Projects

FKeras: A Fault Tolerant Library for Understanding NN Resilience

Workshop paper

Many scientific applications require neural networks (NNs) to operate correctly in safety-critical or high radiation environments, including automated driving, space, and high energy physics. For example, physicists at the Large Hadron Collider want to deploy an autoencoder to filter their experimental data at a high data rate (~40TB/s) in a high radiation environment. Thus, the autoencoder hardware must be both efficient and robust.

However, efficiency and robustness are often in conflict with each other. To address these opposing demands, we must understand the fault tolerance inherent in NNs. To identify where and why this inherent redundancy exists in a NN, we present FKeras, an open-source tool that measures the fault tolerance of NNs at the bit level, using various metrics such as the gradient and the Hessian. Once we identify which parts of the NN are insensitive to radiation faults, we need not protect them, reducing the resources spent on robust hardware.

EnsembleLUT: Evaluating Ensembles of LogicNets

Applications including high-energy physics and cybersecurity require extremely high throughput and low latency neural network inference on FPGAs. LogicNets addresses these constraints by mapping neurons directly to LUTs, achieving inference latency on the order of nanoseconds. However, it is difficult to implement larger, more performant neural networks as LogicNets because LUT usage increases exponentially with respect to neuron fan-in (i.e., synapse bitwidth X number of synapses). Our work EnsembleLUT creates ensembles of smaller LogicNets such that we scale up LogicNets linearly with respect to the number of models to achieve higher accuracy within the resource constraints of an FPGA.

Tailor: Altering Skip Connections for Resource-Efficient Inference

SLOHA'21, FPGA'23, TRETS'24

Deep neural networks employ skip connections—identity functions that combine the outputs of different layers—to improve training convergence; however, these skip connections are costly to implement in hardware because they consume valuable resources. For certain classification tasks though, a network’s skip connections are needed for the network to learn but not necessary for inference after convergence. We introduce Tailor, a fine-tuning/retraining method that alters skip connections in a fully-trained network to reduce their hardware cost.

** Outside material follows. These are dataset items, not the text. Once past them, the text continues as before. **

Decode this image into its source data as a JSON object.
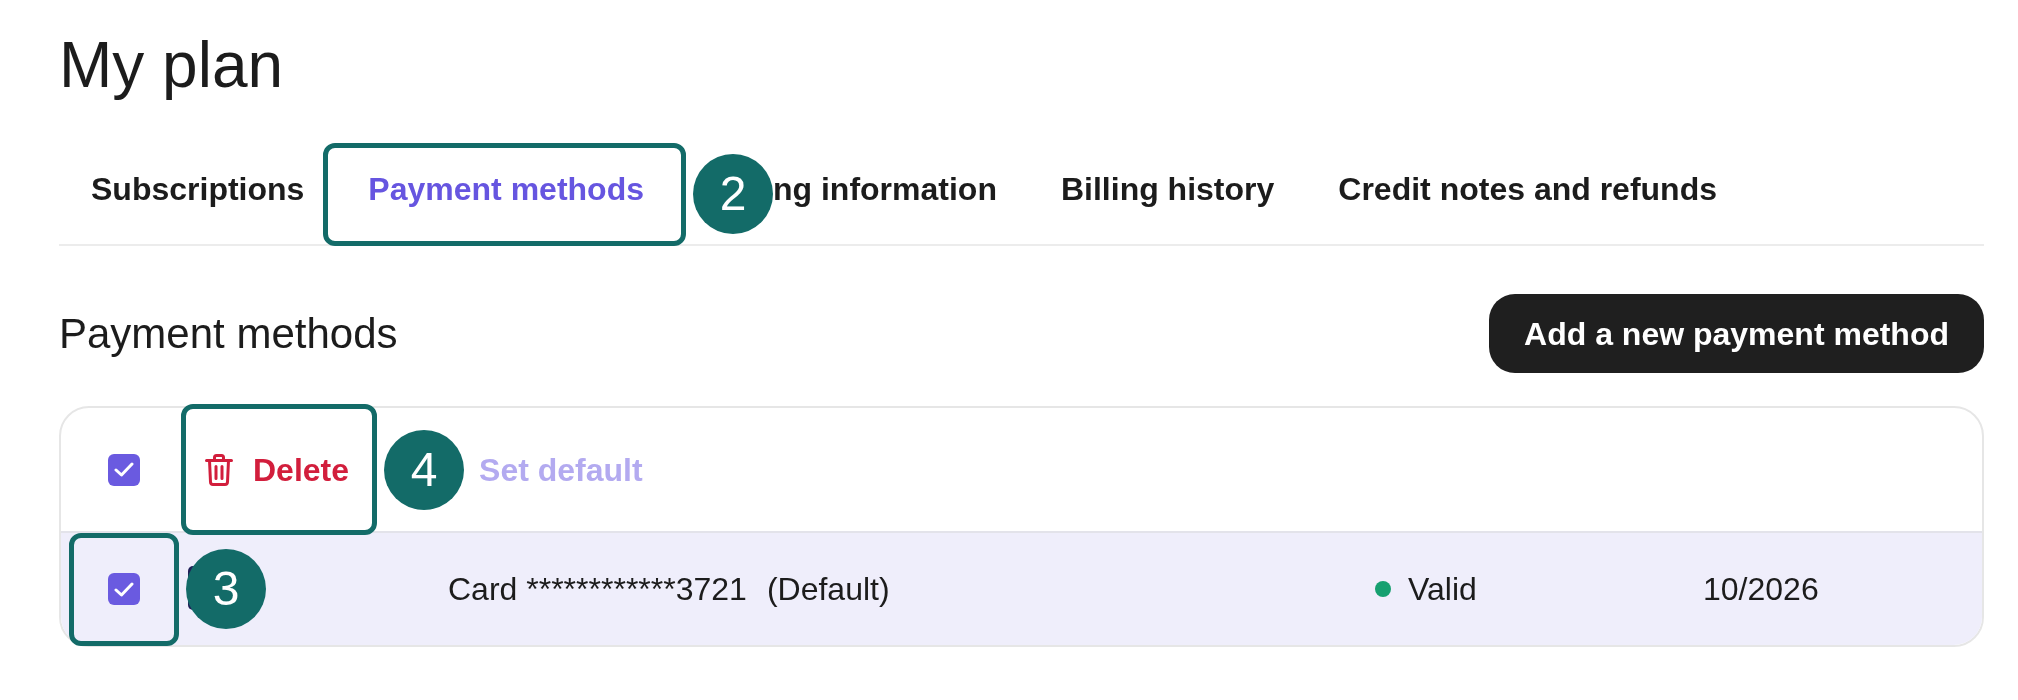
{
  "page": {
    "title": "My plan"
  },
  "tabs": [
    {
      "label": "Subscriptions",
      "selected": false
    },
    {
      "label": "Payment methods",
      "selected": true,
      "callout": "2"
    },
    {
      "label": "ng information",
      "selected": false
    },
    {
      "label": "Billing history",
      "selected": false
    },
    {
      "label": "Credit notes and refunds",
      "selected": false
    }
  ],
  "section": {
    "title": "Payment methods",
    "action": "Add a new payment method"
  },
  "table": {
    "select_all": {
      "checked": true
    },
    "actions": [
      {
        "kind": "destructive",
        "label": "Delete",
        "disabled": false,
        "callout": "4"
      },
      {
        "kind": "primary",
        "label": "Set default",
        "disabled": true
      }
    ],
    "rows": [
      {
        "selected": true,
        "callout": "3",
        "card": "Card ************3721",
        "note": "(Default)",
        "status": {
          "label": "Valid",
          "color": "#16a070"
        },
        "expiry": "10/2026"
      }
    ]
  }
}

Maximizing Channel Capacity in Time-to-Digital Converters

FCCM'21, FPGA'23

Side-channel leakage poses a major security threat in multi-tenant environments. In FPGA systems, one tenant can instantiate a voltage fluctuation sensor that measures minute changes in the power distribution network and infer information about co-tenant computation and data. In this project, we present the Tunable Dual-Polarity Time-to-Digital Converter—a voltage fluctuation sensor with three dynamically tunable parameters: the sample duration, sample clock phase, and sample clock frequency. The sensor captures both rising and falling transition polarities which provides additional identifiable information about the target computation.

Evaluating Achievable Latency and Cost: SSD Latency Predictors

AccML'20

Cutting tail latencies at the millisecond level in internet services to achieve good response times in data-parallel applications is possible by integrating MittOS, an OS/data center interface. Typically, MittOS analyzes white-box information of the internals of devices such as SSD’s and decides if a given server can “fast reject” a service request. But commercial SSD’s have a black-box design, so MittOS researchers have developed machine learning models to determine if requests to commercial SSD’s can be rejected or not. When run on CPUs, however, these models cannot predict in the time it takes an SSD to fully process a request, defeating MittOS’s fast-rejecting abilities. We demonstrate that ASICs such as the Efficient Inference Engine (EIE) accelerate the prediction times of these MittOS models well within the time it takes an SSD to complete a request at minimal cost, cutting SSD tail latencies. EIE achieves 2.01 us inference latency while incurring minimal area costs (20.4 mm^2) and power costs (0.29 W). We show that integrating machine learning into the critical path of operating systems becomes cost-efficient and within reason.